Posto de vigilância na estrada para Aldeia Viçosa
(foto By Bende, Julho de 2010)
ANTÓNIO CASAL FONSECA
Texto
Hoje dei comigo a pensar no Gonçalves! Melhor, nas travessuras e actos indisciplinados que o acompanharam ao longo de toda a comissão. Foi, seguramente, o militar mais incorrecto da CCS. Mas, a par disso, foi também o que mais sofreu no corpo a justiça militar, aplicada por oficiais e sargentos. Era um “Cristo”, mas nem isso o impedia de transgredir quase diariamente, tanto na recusa de cumprir as escalas de serviço como, até, no desrespeito pelos seus superiores!
Foi dos que esteve quase com um pé em Zalala e também com uma guia de marcha para uma Companhia algures no Leste. Só não foi porque, dizem, o Sargento-Ajudante quase implorou o seu perdão ao Comandante do Batalhão! Este era austero e duro, sim senhor, mas a verdade é que o Sargento em questão era o militar do Batalhão com quem tinha mais intimidade e também o único que entrava no gabinete sem bater!

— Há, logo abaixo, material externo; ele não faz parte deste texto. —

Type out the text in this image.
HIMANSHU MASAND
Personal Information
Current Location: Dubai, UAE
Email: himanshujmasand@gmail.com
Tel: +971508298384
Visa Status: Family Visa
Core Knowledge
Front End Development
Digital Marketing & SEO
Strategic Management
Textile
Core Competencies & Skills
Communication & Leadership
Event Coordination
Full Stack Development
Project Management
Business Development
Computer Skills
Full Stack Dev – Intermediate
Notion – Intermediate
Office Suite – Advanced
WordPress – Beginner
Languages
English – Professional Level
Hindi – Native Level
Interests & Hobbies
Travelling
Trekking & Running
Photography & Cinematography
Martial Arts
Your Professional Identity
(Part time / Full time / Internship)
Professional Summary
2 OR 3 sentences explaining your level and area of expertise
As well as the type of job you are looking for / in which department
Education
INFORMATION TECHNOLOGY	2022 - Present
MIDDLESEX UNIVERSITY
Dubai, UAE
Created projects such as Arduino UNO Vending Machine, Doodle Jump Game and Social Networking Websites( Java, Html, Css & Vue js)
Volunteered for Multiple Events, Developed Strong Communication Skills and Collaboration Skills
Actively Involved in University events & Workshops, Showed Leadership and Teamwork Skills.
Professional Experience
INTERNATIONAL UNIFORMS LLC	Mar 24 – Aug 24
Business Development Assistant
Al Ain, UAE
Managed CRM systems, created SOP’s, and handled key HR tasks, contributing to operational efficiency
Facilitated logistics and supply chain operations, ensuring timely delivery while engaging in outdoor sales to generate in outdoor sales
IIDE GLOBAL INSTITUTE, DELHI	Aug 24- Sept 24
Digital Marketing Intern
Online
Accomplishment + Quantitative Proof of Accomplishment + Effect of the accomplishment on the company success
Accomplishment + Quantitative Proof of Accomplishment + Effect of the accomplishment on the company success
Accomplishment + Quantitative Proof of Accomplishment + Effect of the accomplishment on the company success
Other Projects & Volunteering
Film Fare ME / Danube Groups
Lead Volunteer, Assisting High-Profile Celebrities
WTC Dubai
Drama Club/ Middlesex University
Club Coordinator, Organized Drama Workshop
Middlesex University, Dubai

A sua avançada idade e o seu fino trato eram bem compatíveis com a personalidade e educação do Comandante. A amizade já vinha de trás, de uma outra comissão de serviço.
Certo é que o Gonçalves lá se viu livre de alguma zona de fim de mundo, prometendo e jurando a todos os santos que mudaria o seu comportamento! Mas não mudou nada! Dois dias depois já estava de castigo no posto de vigia à saída para Aldeia Viçosa, posto a que já estava habituado! E não queria outro, já quase o considerava seu, de tantos castigos ali ter cumprido!

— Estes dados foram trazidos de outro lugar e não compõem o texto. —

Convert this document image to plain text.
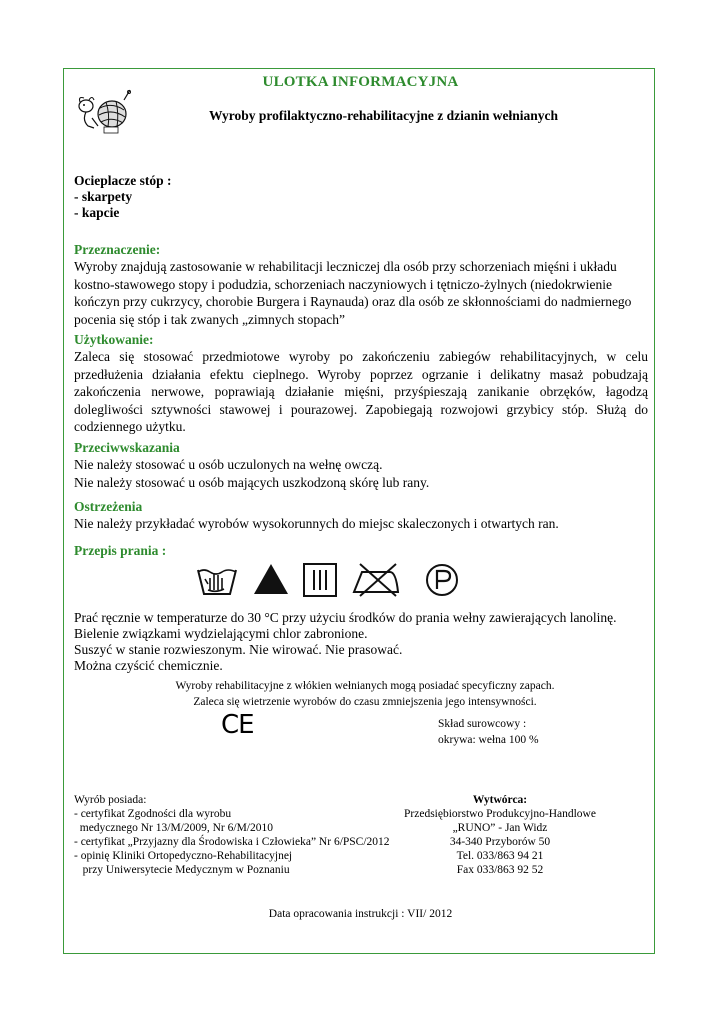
ULOTKA INFORMACYJNA
Wyroby profilaktyczno-rehabilitacyjne z dzianin wełnianych
Ocieplacze stóp :
- skarpety
- kapcie
Przeznaczenie:
Wyroby znajdują zastosowanie w rehabilitacji leczniczej dla osób przy schorzeniach mięśni i układu
kostno-stawowego stopy i podudzia, schorzeniach naczyniowych i tętniczo-żylnych (niedokrwienie
kończyn przy cukrzycy, chorobie Burgera i Raynauda) oraz dla osób ze skłonnościami do nadmiernego
pocenia się stóp i tak zwanych „zimnych stopach”
Użytkowanie:
Zaleca się stosować przedmiotowe wyroby po zakończeniu zabiegów rehabilitacyjnych, w celu przedłużenia działania efektu cieplnego. Wyroby poprzez ogrzanie i delikatny masaż pobudzają zakończenia nerwowe, poprawiają działanie mięśni, przyśpieszają zanikanie obrzęków, łagodzą dolegliwości sztywności stawowej i pourazowej. Zapobiegają rozwojowi grzybicy stóp. Służą do codziennego użytku.
Przeciwwskazania
Nie należy stosować u osób uczulonych na wełnę owczą.
Nie należy stosować u osób mających uszkodzoną skórę lub rany.
Ostrzeżenia
Nie należy przykładać wyrobów wysokorunnych do miejsc skaleczonych i otwartych ran.
Przepis prania :
Prać ręcznie w temperaturze do 30 °C przy użyciu środków do prania wełny zawierających lanolinę.
Bielenie związkami wydzielającymi chlor zabronione.
Suszyć w stanie rozwieszonym. Nie wirować. Nie prasować.
Można czyścić chemicznie.
Wyroby rehabilitacyjne z włókien wełnianych mogą posiadać specyficzny zapach.
Zaleca się wietrzenie wyrobów do czasu zmniejszenia jego intensywności.
CE	Skład surowcowy :
okrywa: wełna 100 %
Wyrób posiada:
- certyfikat Zgodności dla wyrobu
medycznego Nr 13/M/2009, Nr 6/M/2010
- certyfikat „Przyjazny dla Środowiska i Człowieka” Nr 6/PSC/2012
- opinię Kliniki Ortopedyczno-Rehabilitacyjnej
przy Uniwersytecie Medycznym w Poznaniu
Wytwórca:
Przedsiębiorstwo Produkcyjno-Handlowe
„RUNO” - Jan Widz
34-340 Przyborów 50
Tel. 033/863 94 21
Fax 033/863 92 52
Data opracowania instrukcji : VII/ 2012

O posto até não era mau, segundo dizia, porque dali se avistava tudo! Quem saía e quem entrava na casa de quem, o que lhe permitia devassar um pouco a vida de quem à noite se movimentava em pés de lã! Isto dizia ele, cujas conversas teriam de ser bem filtradas para que uma palavra ficasse no filtro! Nesta matéria foi sempre compulsivo, valha a verdade!
A última noite que aqui esteve de castigo, levou consigo uma garrafa de Sbell, e encharcou-se! Misturado com cerveja, não deu bom resultado e parece que começou a “ver coisas”! Ou melhor, passou-se e começou aos tiros em tudo o que mexia!
Ora, apenas se mexia o Alferes Ruivo, que se dirigia para o quarto alugado ali para aqueles lados! Vinha, tranquilamente, de uma “confraternização” com o então tenente Marques Júnior, que viria a ser Capitão de Abril. Valeu ao alferes a tremideira do Gonçalves, já que nenhuma das três balas foi certeira!
Acordou a vila de arma em punho, a confusão instalou-se e foi o colega do Gonçalves que desceu para acalmar os ânimos e esclarecer o que se tinha passado no posto! Lá em cima, chorava convulsivamente o atirador que “vira movimentações estranhas”. “Movimentações” que manteve nos interrogatórios e que, mesmo sabendo-se serem falsas, o livraram novamente de mudar de ares! Creio, até, que nunca o transfeririam! Não seria a solução para ninguém e muito menos para ele!